Belgique

Un témoignage, simple, sincère, émouvant, marque souvent plus qu’une argumentation. Entendu mardi en commission de l’Intérieur, à l’invitation de l’opposition, sur le projet de loi sur les visites domiciliaires, Mehdi Kassou, le porte-parole de la Plateforme citoyenne qui prend en charge les migrants du parc Maximilien, a évoqué le cas de Josiane, hébergeuse de dernière minute, la nuit de dimanche à lundi.

Le chauffeur qui, vers minuit, a pris en charge trois petits gars  –  au lieu de deux…  – pour les conduire à l’adresse indiquée a raconté, sur la page Facebook de la Plateforme, sa surprise en arrivant à l’étage. “La porte s’ouvre sur une dame de 89 ans, le sourire gravé sur son visage. Une dame en chaise roulante ayant gardé des séquelles évidentes d’un AVC, se déplaçant en faisant tourner la roue de sa chaise uniquement avec son bras droit”.
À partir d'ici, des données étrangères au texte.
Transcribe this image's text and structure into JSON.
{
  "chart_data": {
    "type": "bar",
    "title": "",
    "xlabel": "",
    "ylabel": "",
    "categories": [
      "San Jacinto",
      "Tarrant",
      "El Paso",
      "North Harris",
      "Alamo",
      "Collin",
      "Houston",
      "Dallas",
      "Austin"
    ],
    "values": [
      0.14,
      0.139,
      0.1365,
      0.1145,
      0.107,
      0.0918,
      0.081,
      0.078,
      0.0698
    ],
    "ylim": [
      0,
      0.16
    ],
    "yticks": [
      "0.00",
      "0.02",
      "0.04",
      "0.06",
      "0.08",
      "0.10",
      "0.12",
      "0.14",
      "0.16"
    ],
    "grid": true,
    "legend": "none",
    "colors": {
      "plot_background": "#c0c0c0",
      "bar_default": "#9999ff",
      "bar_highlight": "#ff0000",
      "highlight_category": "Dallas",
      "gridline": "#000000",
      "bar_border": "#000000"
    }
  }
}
Josiane a accueilli ses invités “comme si on se connaissait depuis toujours”. Elle a montré la chambre  : “Poussez la table contre l’armoire, mettez un matelas à côté du lit, venez dans ma chambre et prenez un autre matelas. Aidez-moi à trouver une housse de matelas, voici des couettes. Suivez-moi, voici la salle de bains, veulent-ils prendre une douche ? Les toilettes sont juste à côté. Ah, attendez, il faudra mettre une bouteille d’eau dans les toilettes. Zut, je ne la trouve pas. Qu’est-ce qu’on fait  ?” Le chauffeur avance qu’une petite boite en plastique ferait l’affaire. Josiane est rassurée, emmène tout le monde dans le salon : “Voici le code wifi, j’imagine qu’ils en ont grandement besoin”.

Malgré son handicap, l’octogénaire parlait et se déplaçait avec une énergie déconcertante; elle riait facilement, raconte le chauffeur.
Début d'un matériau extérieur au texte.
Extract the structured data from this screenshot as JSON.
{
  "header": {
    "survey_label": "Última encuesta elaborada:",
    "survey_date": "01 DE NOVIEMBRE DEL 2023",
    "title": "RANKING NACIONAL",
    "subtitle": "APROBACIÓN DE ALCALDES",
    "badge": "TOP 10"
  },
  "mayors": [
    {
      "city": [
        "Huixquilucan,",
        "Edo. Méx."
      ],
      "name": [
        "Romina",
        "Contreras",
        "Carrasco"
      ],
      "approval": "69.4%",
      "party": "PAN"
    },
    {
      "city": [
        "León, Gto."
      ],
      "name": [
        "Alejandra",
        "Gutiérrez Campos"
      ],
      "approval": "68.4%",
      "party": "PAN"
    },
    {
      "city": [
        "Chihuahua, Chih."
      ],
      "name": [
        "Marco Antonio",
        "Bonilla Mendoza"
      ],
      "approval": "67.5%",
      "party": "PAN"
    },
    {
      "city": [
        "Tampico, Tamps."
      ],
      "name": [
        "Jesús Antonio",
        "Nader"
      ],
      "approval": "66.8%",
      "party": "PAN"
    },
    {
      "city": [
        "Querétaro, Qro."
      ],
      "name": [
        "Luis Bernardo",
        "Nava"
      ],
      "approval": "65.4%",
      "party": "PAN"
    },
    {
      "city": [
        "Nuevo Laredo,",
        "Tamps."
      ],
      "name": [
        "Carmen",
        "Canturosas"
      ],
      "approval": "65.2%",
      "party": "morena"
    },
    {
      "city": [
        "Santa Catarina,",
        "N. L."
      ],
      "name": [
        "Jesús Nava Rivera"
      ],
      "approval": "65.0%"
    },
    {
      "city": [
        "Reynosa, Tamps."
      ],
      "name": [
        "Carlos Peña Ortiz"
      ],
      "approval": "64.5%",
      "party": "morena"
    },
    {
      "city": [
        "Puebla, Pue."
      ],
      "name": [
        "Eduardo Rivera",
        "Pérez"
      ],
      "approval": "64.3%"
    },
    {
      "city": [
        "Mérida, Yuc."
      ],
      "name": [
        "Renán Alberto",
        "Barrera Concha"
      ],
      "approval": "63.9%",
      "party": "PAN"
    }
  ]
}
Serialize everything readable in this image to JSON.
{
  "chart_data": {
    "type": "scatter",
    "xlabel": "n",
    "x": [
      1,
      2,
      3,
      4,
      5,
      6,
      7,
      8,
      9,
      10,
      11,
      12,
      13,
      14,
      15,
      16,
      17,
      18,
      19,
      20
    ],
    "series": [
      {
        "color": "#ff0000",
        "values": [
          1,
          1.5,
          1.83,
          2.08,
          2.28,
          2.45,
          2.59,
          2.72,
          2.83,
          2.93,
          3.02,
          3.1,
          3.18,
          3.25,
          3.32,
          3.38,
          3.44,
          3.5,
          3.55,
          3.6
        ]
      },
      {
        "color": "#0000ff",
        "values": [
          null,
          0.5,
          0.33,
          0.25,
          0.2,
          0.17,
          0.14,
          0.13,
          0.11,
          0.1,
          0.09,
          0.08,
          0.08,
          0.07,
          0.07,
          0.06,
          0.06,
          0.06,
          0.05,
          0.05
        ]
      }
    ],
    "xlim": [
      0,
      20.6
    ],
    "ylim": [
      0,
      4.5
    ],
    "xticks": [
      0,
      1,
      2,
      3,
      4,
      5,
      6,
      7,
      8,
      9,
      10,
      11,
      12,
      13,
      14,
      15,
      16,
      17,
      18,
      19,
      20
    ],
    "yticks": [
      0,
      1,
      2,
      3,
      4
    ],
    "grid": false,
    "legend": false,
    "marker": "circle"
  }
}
“Ma fille et ma petite-fille hébergent. Pourquoi pas moi ?”

Intrigué, il demande à Josiane comment elle s’est retrouvée dans le circuit d’hébergement des migrants. Elle répond le plus simplement du monde : “Ma fille héberge, ma petite-fille héberge, pourquoi pas moi ? Vous savez, mes parents étaient résistants, ils avaient tous les deux été emprisonnés pendant 7 mois parce qu’ils avaient accueilli des juifs. Je me suis occupée de la maison à ce moment-là, j’avais 15 ans !”.

Quand le chauffeur lui demande pendant combien de temps elle peut garder les trois petits gars, elle répond : “Au moins jusqu’à mercredi matin, parce qu’avec cette opération de police annoncée, il faut qu’ils soient en sécurité”.

Lundi, en fin d’après midi, Josiane et son chauffeur ont un contact téléphonique : “Tout va très bien ici, je leur ai donné un jeu de cartes, des dominos, ils ont l’air de bien s’amuser. Une dame est venue cuisiner aujourd’hui. Et puis il y a de la belle musique soudanaise. Pour la traduction, ça y est, je le fais avec Google et ça marche très bien”.

“Cela ressemble au bruit des bottes”

Cette loi, qui permettrait de pénéterer au domicile de tiers pour interpeller des migrants sans titre de séjour, provoque l’indignation au sein de la Plateforme qui compte désormais plus de 34 000 membres. “Ce qui m’a inquiété ces dernières semaines, au-delà de ce qui vous oppose, c’est de voir des gens comme Josiane qui, à 89 ans, doit télécharger des applications pour éviter la police, les contrôle routiers, d’autres qui doivent dénoncer les descentes de police à venir”, a déclaré Mehdi Kassou à la commission de l’intérieur. “Attention, cela ressemble au bruit des bottes.”